Big Trees First to Die in Severe Droughts
New research published this past week in Nature Plants, a journal, finds that large trees suffer the most and are the first to die in droughts. This includes large trees like sequoias and redwoods that are found in northern California– a state that has seen its longest drought ever recorded. This is not only bad news for the ecosystems that these trees provide habitats for, but also in regard to climate change, as it is these trees that capture a great amount of CO2. When they die, they release all the CO2 into the atmosphere that they had stored. This week, officials in California reported that the number of dead trees in California has soared to 25 million, the result of drought and diseases exacerbated by lack of water. By Brittany Patterson and ClimateWire, published at Scientific American.
Can capitalism evolve to address the climate crisis?
Capitalism is quite malleable, changing and transforming based on societal needs. Is it possible that this system can be transformed to address climate change? Yes. As Andrew Hoffman acknowledges in this piece, the question is not whether or not capitalism can work to slow climate change, but rather, how capitalism could and will evolve to address societal needs. The piece highlights how metrics like GDP and discount rates can be tools for this evolution, guiding us on a path that values things differently. The piece ends by concluding that the solution to climate change should come from businesses, as businesses can transcend national boundaries and also possess resources that exceed that of many countries. By Andrew Hoffman and published at World Economic Forum Agenda.

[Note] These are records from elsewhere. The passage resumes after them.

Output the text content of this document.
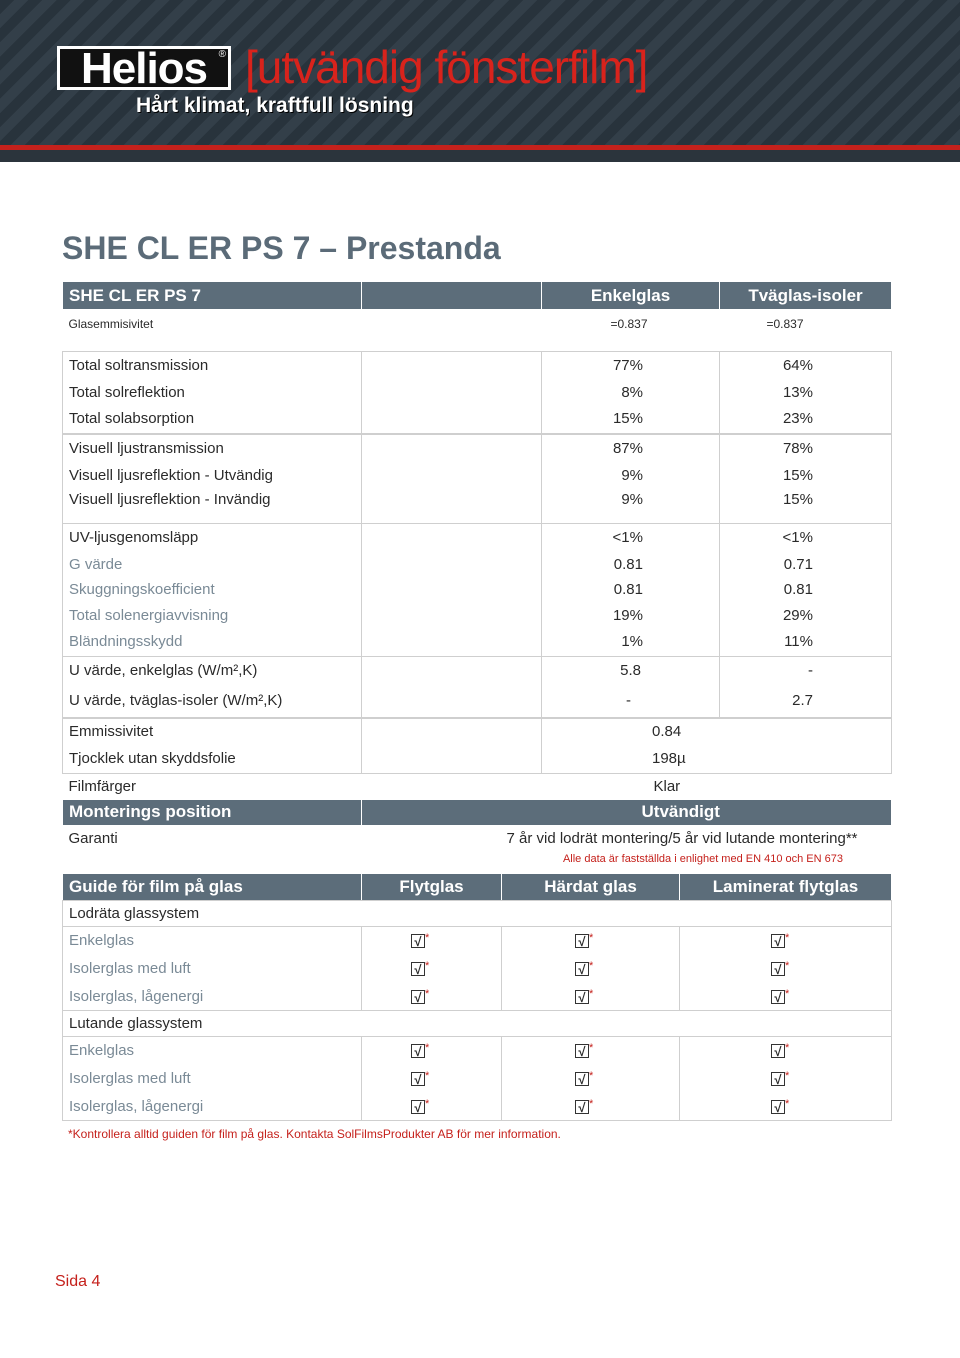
Helios	® [utvändig fönsterfilm]
Hårt klimat, kraftfull lösning
SHE CL ER PS 7 – Prestanda
SHE CL ER PS 7		Enkelglas	Tväglas-isoler
Glasemmisivitet		=0.837	=0.837

Total soltransmission		77%	64%
Total solreflektion		8%	13%
Total solabsorption		15%	23%
Visuell ljustransmission		87%	78%
Visuell ljusreflektion - Utvändig		9%	15%
Visuell ljusreflektion - Invändig		9%	15%
UV-ljusgenomsläpp		<1%	<1%
G värde		0.81	0.71
Skuggningskoefficient		0.81	0.81
Total solenergiavvisning		19%	29%
Bländningsskydd		1%	11%
U värde, enkelglas (W/m²,K)		5.8	-
U värde, tväglas-isoler (W/m²,K)		-	2.7
Emmissivitet		0.84
Tjocklek utan skyddsfolie		198µ
Filmfärger		Klar
Monterings position		Utvändigt
Garanti	7 år vid lodrät montering/5 år vid lutande montering**	
Alle data är fastställda i enlighet med EN 410 och EN 673
Guide för film på glas	Flytglas	Härdat glas	Laminerat flytglas
Lodräta glassystem			
Enkelglas	√ *	√ *	√ *
Isolerglas med luft	√ *	√ *	√ *
Isolerglas, lågenergi	√ *	√ *	√ *
Lutande glassystem			
Enkelglas	√ *	√ *	√ *
Isolerglas med luft	√ *	√ *	√ *
Isolerglas, lågenergi	√ *	√ *	√ *
*Kontrollera alltid guiden för film på glas. Kontakta SolFilmsProdukter AB för mer information.
Sida 4
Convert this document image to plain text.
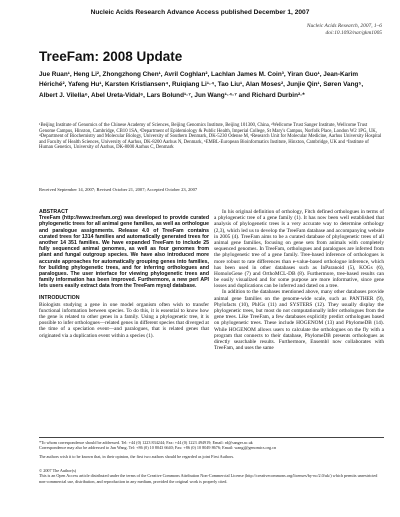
Nucleic Acids Research Advance Access published December 1, 2007
Nucleic Acids Research, 2007, 1–6
doi:10.1093/nar/gkm1005
TreeFam: 2008 Update
Jue Ruan¹, Heng Li², Zhongzhong Chen¹, Avril Coghlan², Lachlan James M. Coin³, Yiran Guo¹, Jean-Karim Hériché², Yafeng Hu¹, Karsten Kristiansen⁴, Ruiqiang Li¹·⁴, Tao Liu¹, Alan Moses², Junjie Qin¹, Søren Vang⁵, Albert J. Vilella⁶, Abel Ureta-Vidal⁶, Lars Bolund¹·⁷, Jun Wang¹·⁴·⁷ and Richard Durbin²·*
¹Beijing Institute of Genomics of the Chinese Academy of Sciences, Beijing Genomics Institute, Beijing 101300, China, ²Wellcome Trust Sanger Institute, Wellcome Trust Genome Campus, Hinxton, Cambridge, CB10 1SA, ³Department of Epidemiology & Public Health, Imperial College, St Mary's Campus, Norfolk Place, London W2 1PG, UK, ⁴Department of Biochemistry and Molecular Biology, University of Southern Denmark, DK-5230 Odense M, ⁵Research Unit for Molecular Medicine, Aarhus University Hospital and Faculty of Health Sciences, University of Aarhus, DK-8200 Aarhus N, Denmark, ⁶EMBL-European Bioinformatics Institute, Hinxton, Cambridge, UK and ⁷Institute of Human Genetics, University of Aarhus, DK-8000 Aarhus C, Denmark
Received September 14, 2007; Revised October 21, 2007; Accepted October 23, 2007
ABSTRACT

TreeFam (http://www.treefam.org) was developed to provide curated phylogenetic trees for all animal gene families, as well as orthologue and paralogue assignments. Release 4.0 of TreeFam contains curated trees for 1314 families and automatically generated trees for another 14 351 families. We have expanded TreeFam to include 25 fully sequenced animal genomes, as well as four genomes from plant and fungal outgroup species. We have also introduced more accurate approaches for automatically grouping genes into families, for building phylogenetic trees, and for inferring orthologues and paralogues. The user interface for viewing phylogenetic trees and family information has been improved. Furthermore, a new perl API lets users easily extract data from the TreeFam mysql database.

INTRODUCTION

Biologists studying a gene in one model organism often wish to transfer functional information between species. To do this, it is essential to know how the gene is related to other genes in a family. Using a phylogenetic tree, it is possible to infer orthologues—related genes in different species that diverged at the time of a speciation event—and paralogues, that is related genes that originated via a duplication event within a species (1).

In his original definition of orthology, Fitch defined orthologues in terms of a phylogenetic tree of a gene family (1). It has now been well established that analysis of phylogenetic trees is a very accurate way to determine orthology (2,3), which led us to develop the TreeFam database and accompanying website in 2005 (4). TreeFam aims to be a curated database of phylogenetic trees of all animal gene families, focusing on gene sets from animals with completely sequenced genomes. In TreeFam, orthologues and paralogues are inferred from the phylogenetic tree of a gene family. Tree-based inference of orthologues is more robust to rate differences than e-value-based orthologue inference, which has been used in other databases such as InParanoid (5), KOGs (6), HomoloGene (7) and OrthoMCL-DB (8). Furthermore, tree-based results can be easily visualized and for some purpose are more informative, since gene losses and duplications can be inferred and dated on a tree.

In addition to the databases mentioned above, many other databases provide animal gene families on the genome-wide scale, such as PANTHER (9), Phylofacts (10), PhIGs (11) and SYSTERS (12). They usually display the phylogenetic trees, but most do not computationally infer orthologues from the gene trees. Like TreeFam, a few databases explicitly predict orthologues based on phylogenetic trees. These include HOGENOM (13) and PhylomeDB (14). While HOGENOM allows users to calculate the orthologues on the fly with a program that connects to their database, PhylomeDB presents orthologues as directly searchable results. Furthermore, Ensembl now collaborates with TreeFam, and uses the same

*To whom correspondence should be addressed. Tel: +44 (0) 1223 834244; Fax: +44 (0) 1223 494919; Email: rd@sanger.ac.uk
Correspondence may also be addressed to Jun Wang. Tel: +86 (0) 10 8043 6640; Fax: +86 (0) 10 8049 8676; Email: wangj@genomics.org.cn
The authors wish it to be known that, in their opinion, the first two authors should be regarded as joint First Authors.
© 2007 The Author(s)
This is an Open Access article distributed under the terms of the Creative Commons Attribution Non-Commercial License (http://creativecommons.org/licenses/by-nc/2.0/uk/) which permits unrestricted non-commercial use, distribution, and reproduction in any medium, provided the original work is properly cited.
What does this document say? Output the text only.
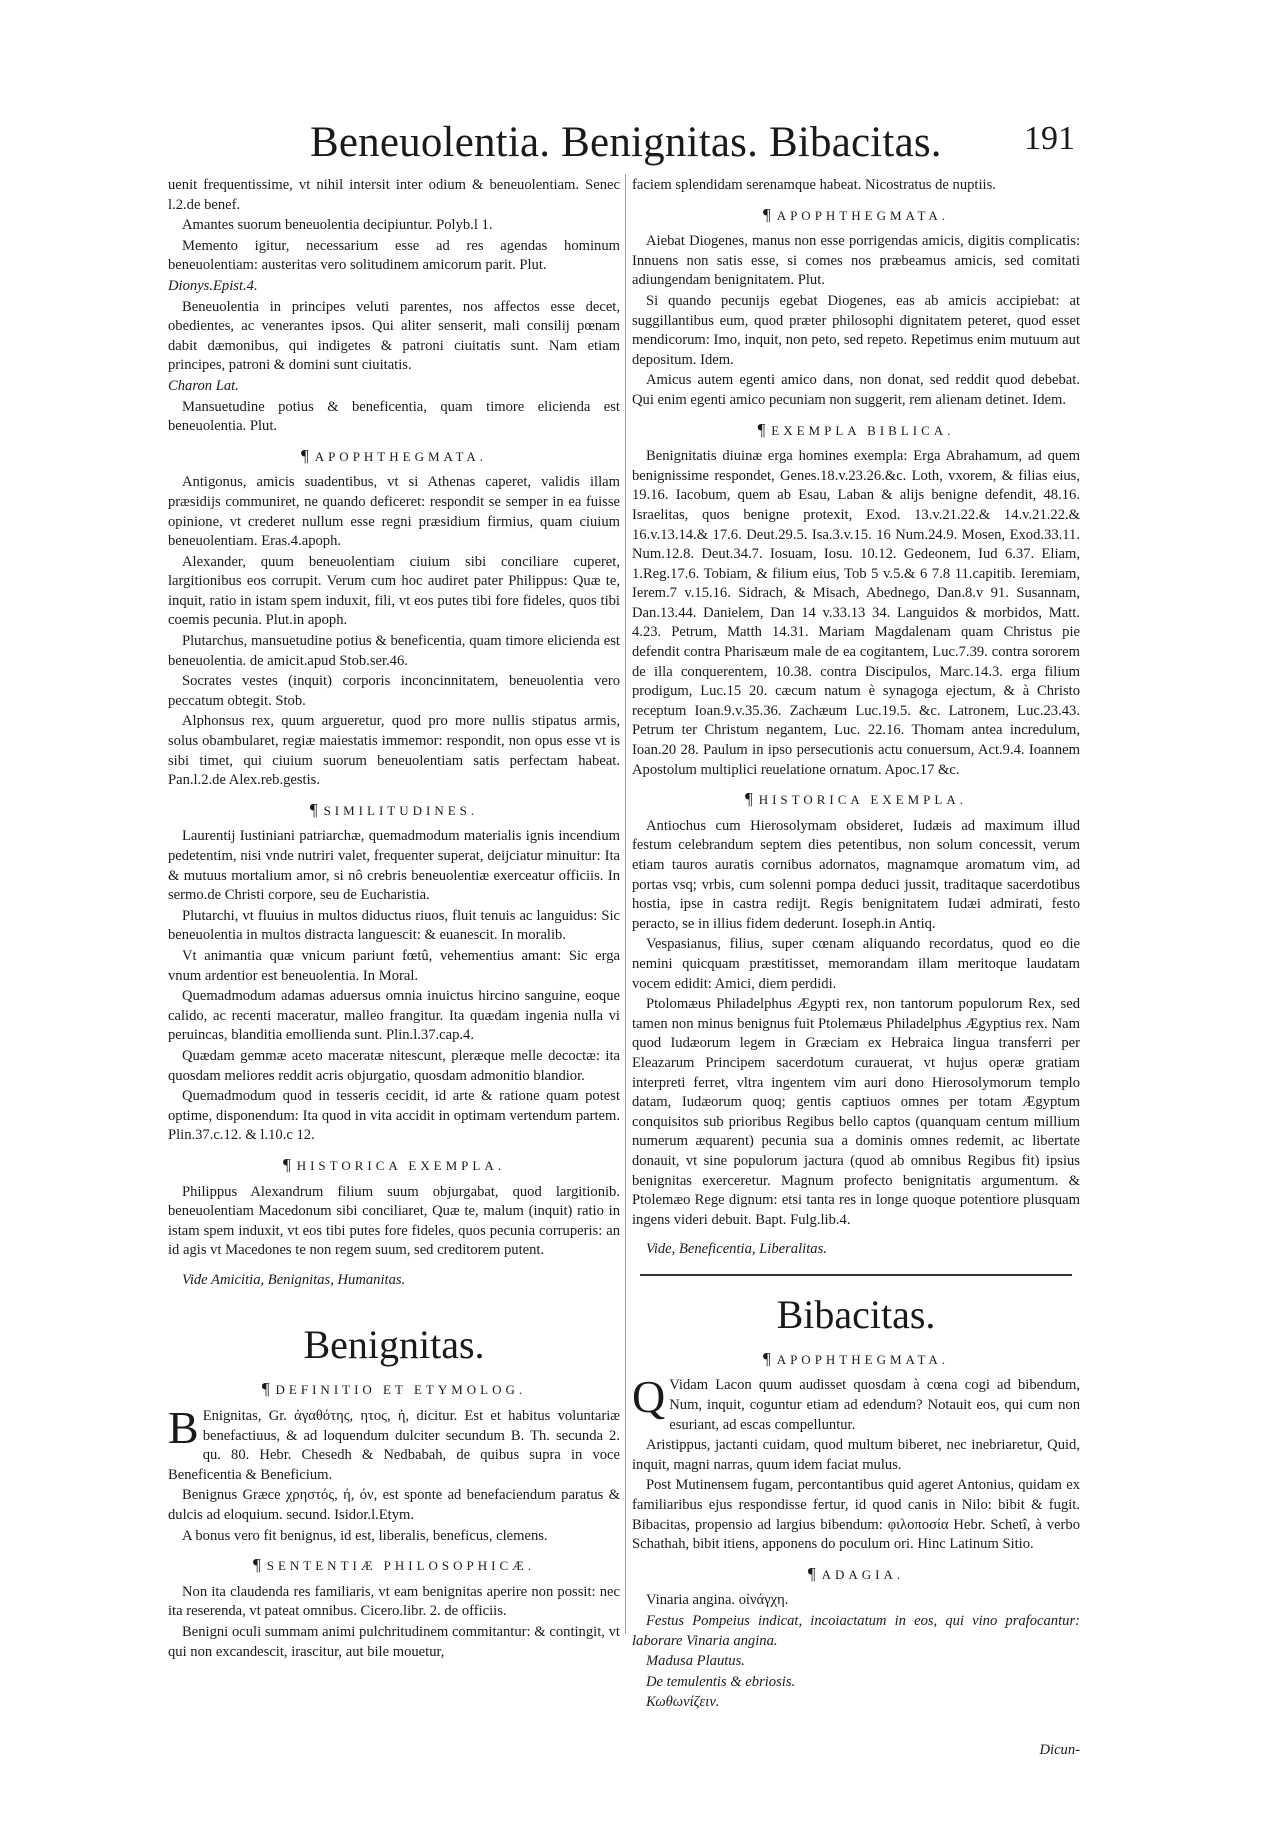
Beneuolentia. Benignitas. Bibacitas. 191

uenit frequentissime, vt nihil intersit inter odium & beneuolentiam. Senec l.2.de benef.

Amantes suorum beneuolentia decipiuntur. Polyb.l 1.

Memento igitur, necessarium esse ad res agendas hominum beneuolentiam: austeritas vero solitudinem amicorum parit. Plut.

Dionys.Epist.4.

Beneuolentia in principes veluti parentes, nos affectos esse decet, obedientes, ac venerantes ipsos. Qui aliter senserit, mali consilij pœnam dabit dæmonibus, qui indigetes & patroni ciuitatis sunt. Nam etiam principes, patroni & domini sunt ciuitatis.

Charon Lat.

Mansuetudine potius & beneficentia, quam timore elicienda est beneuolentia. Plut.

¶ APOPHTHEGMATA.

Antigonus, amicis suadentibus, vt si Athenas caperet, validis illam præsidijs communiret, ne quando deficeret: respondit se semper in ea fuisse opinione, vt crederet nullum esse regni præsidium firmius, quam ciuium beneuolentiam. Eras.4.apoph.

Alexander, quum beneuolentiam ciuium sibi conciliare cuperet, largitionibus eos corrupit. Verum cum hoc audiret pater Philippus: Quæ te, inquit, ratio in istam spem induxit, fili, vt eos putes tibi fore fideles, quos tibi coemis pecunia. Plut.in apoph.

Plutarchus, mansuetudine potius & beneficentia, quam timore elicienda est beneuolentia. de amicit.apud Stob.ser.46.

Socrates vestes (inquit) corporis inconcinnitatem, beneuolentia vero peccatum obtegit. Stob.

Alphonsus rex, quum argueretur, quod pro more nullis stipatus armis, solus obambularet, regiæ maiestatis immemor: respondit, non opus esse vt is sibi timet, qui ciuium suorum beneuolentiam satis perfectam habeat. Pan.l.2.de Alex.reb.gestis.

¶ SIMILITUDINES.

Laurentij Iustiniani patriarchæ, quemadmodum materialis ignis incendium pedetentim, nisi vnde nutriri valet, frequenter superat, deijciatur minuitur: Ita & mutuus mortalium amor, si nô crebris beneuolentiæ exerceatur officiis. In sermo.de Christi corpore, seu de Eucharistia.

Plutarchi, vt fluuius in multos diductus riuos, fluit tenuis ac languidus: Sic beneuolentia in multos distracta languescit: & euanescit. In moralib.

Vt animantia quæ vnicum pariunt fœtû, vehementius amant: Sic erga vnum ardentior est beneuolentia. In Moral.

Quemadmodum adamas aduersus omnia inuictus hircino sanguine, eoque calido, ac recenti maceratur, malleo frangitur. Ita quædam ingenia nulla vi peruincas, blanditia emollienda sunt. Plin.l.37.cap.4.

Quædam gemmæ aceto maceratæ nitescunt, pleræque melle decoctæ: ita quosdam meliores reddit acris objurgatio, quosdam admonitio blandior.

Quemadmodum quod in tesseris cecidit, id arte & ratione quam potest optime, disponendum: Ita quod in vita accidit in optimam vertendum partem. Plin.37.c.12. & l.10.c 12.

¶ HISTORICA EXEMPLA.

Philippus Alexandrum filium suum objurgabat, quod largitionib. beneuolentiam Macedonum sibi conciliaret, Quæ te, malum (inquit) ratio in istam spem induxit, vt eos tibi putes fore fideles, quos pecunia corruperis: an id agis vt Macedones te non regem suum, sed creditorem putent.

Vide Amicitia, Benignitas, Humanitas.

Benignitas.
¶ DEFINITIO ET ETYMOLOG.

B Enignitas, Gr. ἀγαθότης, ητος, ἡ, dicitur. Est et habitus voluntariæ benefactiuus, & ad loquendum dulciter secundum B. Th. secunda 2. qu. 80. Hebr. Chesedh & Nedbabah, de quibus supra in voce Beneficentia & Beneficium.

Benignus Græce χρηστός, ή, όν, est sponte ad benefaciendum paratus & dulcis ad eloquium. secund. Isidor.l.Etym.

A bonus vero fit benignus, id est, liberalis, beneficus, clemens.

¶ SENTENTIÆ PHILOSOPHICÆ.

Non ita claudenda res familiaris, vt eam benignitas aperire non possit: nec ita reserenda, vt pateat omnibus. Cicero.libr. 2. de officiis.

Benigni oculi summam animi pulchritudinem commitantur: & contingit, vt qui non excandescit, irascitur, aut bile mouetur,

faciem splendidam serenamque habeat. Nicostratus de nuptiis.

¶ APOPHTHEGMATA.

Aiebat Diogenes, manus non esse porrigendas amicis, digitis complicatis: Innuens non satis esse, si comes nos præbeamus amicis, sed comitati adiungendam benignitatem. Plut.

Si quando pecunijs egebat Diogenes, eas ab amicis accipiebat: at suggillantibus eum, quod præter philosophi dignitatem peteret, quod esset mendicorum: Imo, inquit, non peto, sed repeto. Repetimus enim mutuum aut depositum. Idem.

Amicus autem egenti amico dans, non donat, sed reddit quod debebat. Qui enim egenti amico pecuniam non suggerit, rem alienam detinet. Idem.

¶ EXEMPLA BIBLICA.

Benignitatis diuinæ erga homines exempla: Erga Abrahamum, ad quem benignissime respondet, Genes.18.v.23.26.&c. Loth, vxorem, & filias eius, 19.16. Iacobum, quem ab Esau, Laban & alijs benigne defendit, 48.16. Israelitas, quos benigne protexit, Exod. 13.v.21.22.& 14.v.21.22.& 16.v.13.14.& 17.6. Deut.29.5. Isa.3.v.15. 16 Num.24.9. Mosen, Exod.33.11. Num.12.8. Deut.34.7. Iosuam, Iosu. 10.12. Gedeonem, Iud 6.37. Eliam, 1.Reg.17.6. Tobiam, & filium eius, Tob 5 v.5.& 6 7.8 11.capitib. Ieremiam, Ierem.7 v.15.16. Sidrach, & Misach, Abednego, Dan.8.v 91. Susannam, Dan.13.44. Danielem, Dan 14 v.33.13 34. Languidos & morbidos, Matt. 4.23. Petrum, Matth 14.31. Mariam Magdalenam quam Christus pie defendit contra Pharisæum male de ea cogitantem, Luc.7.39. contra sororem de illa conquerentem, 10.38. contra Discipulos, Marc.14.3. erga filium prodigum, Luc.15 20. cæcum natum è synagoga ejectum, & à Christo receptum Ioan.9.v.35.36. Zachæum Luc.19.5. &c. Latronem, Luc.23.43. Petrum ter Christum negantem, Luc. 22.16. Thomam antea incredulum, Ioan.20 28. Paulum in ipso persecutionis actu conuersum, Act.9.4. Ioannem Apostolum multiplici reuelatione ornatum. Apoc.17 &c.

¶ HISTORICA EXEMPLA.

Antiochus cum Hierosolymam obsideret, Iudæis ad maximum illud festum celebrandum septem dies petentibus, non solum concessit, verum etiam tauros auratis cornibus adornatos, magnamque aromatum vim, ad portas vsq; vrbis, cum solenni pompa deduci jussit, traditaque sacerdotibus hostia, ipse in castra redijt. Regis benignitatem Iudæi admirati, festo peracto, se in illius fidem dederunt. Ioseph.in Antiq.

Vespasianus, filius, super cœnam aliquando recordatus, quod eo die nemini quicquam præstitisset, memorandam illam meritoque laudatam vocem edidit: Amici, diem perdidi.

Ptolomæus Philadelphus Ægypti rex, non tantorum populorum Rex, sed tamen non minus benignus fuit Ptolemæus Philadelphus Ægyptius rex. Nam quod Iudæorum legem in Græciam ex Hebraica lingua transferri per Eleazarum Principem sacerdotum curauerat, vt hujus operæ gratiam interpreti ferret, vltra ingentem vim auri dono Hierosolymorum templo datam, Iudæorum quoq; gentis captiuos omnes per totam Ægyptum conquisitos sub prioribus Regibus bello captos (quanquam centum millium numerum æquarent) pecunia sua a dominis omnes redemit, ac libertate donauit, vt sine populorum jactura (quod ab omnibus Regibus fit) ipsius benignitas exerceretur. Magnum profecto benignitatis argumentum. & Ptolemæo Rege dignum: etsi tanta res in longe quoque potentiore plusquam ingens videri debuit. Bapt. Fulg.lib.4.

Vide, Beneficentia, Liberalitas.

Bibacitas.
¶ APOPHTHEGMATA.

Q Vidam Lacon quum audisset quosdam à cœna cogi ad bibendum, Num, inquit, coguntur etiam ad edendum? Notauit eos, qui cum non esuriant, ad escas compelluntur.

Aristippus, jactanti cuidam, quod multum biberet, nec inebriaretur, Quid, inquit, magni narras, quum idem faciat mulus.

Post Mutinensem fugam, percontantibus quid ageret Antonius, quidam ex familiaribus ejus respondisse fertur, id quod canis in Nilo: bibit & fugit. Bibacitas, propensio ad largius bibendum: φιλοποσία Hebr. Schetî, à verbo Schathah, bibit itiens, apponens do poculum ori. Hinc Latinum Sitio.

¶ ADAGIA.

Vinaria angina. οἰνάγχη.

Festus Pompeius indicat, incoiactatum in eos, qui vino prafocantur: laborare Vinaria angina.

Madusa Plautus.

De temulentis & ebriosis.

Κωθωνίζειν.

Dicun-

Speaking of the effects of climate change, natural disasters were seen around the word this week. Floods have hit southern France as well as South Carolina this weekend. 16 people were killed in the floods in the French Riviera, where a violent storm brought the city of Nice 10% of its average yearly rainfall in two days alone. Record rainfall has hit South Carolina where hundreds of people have been rescued from their homes by boats, and where, as of Sunday October 4th, more than 17 inches of rain fell in the area in 48 hours.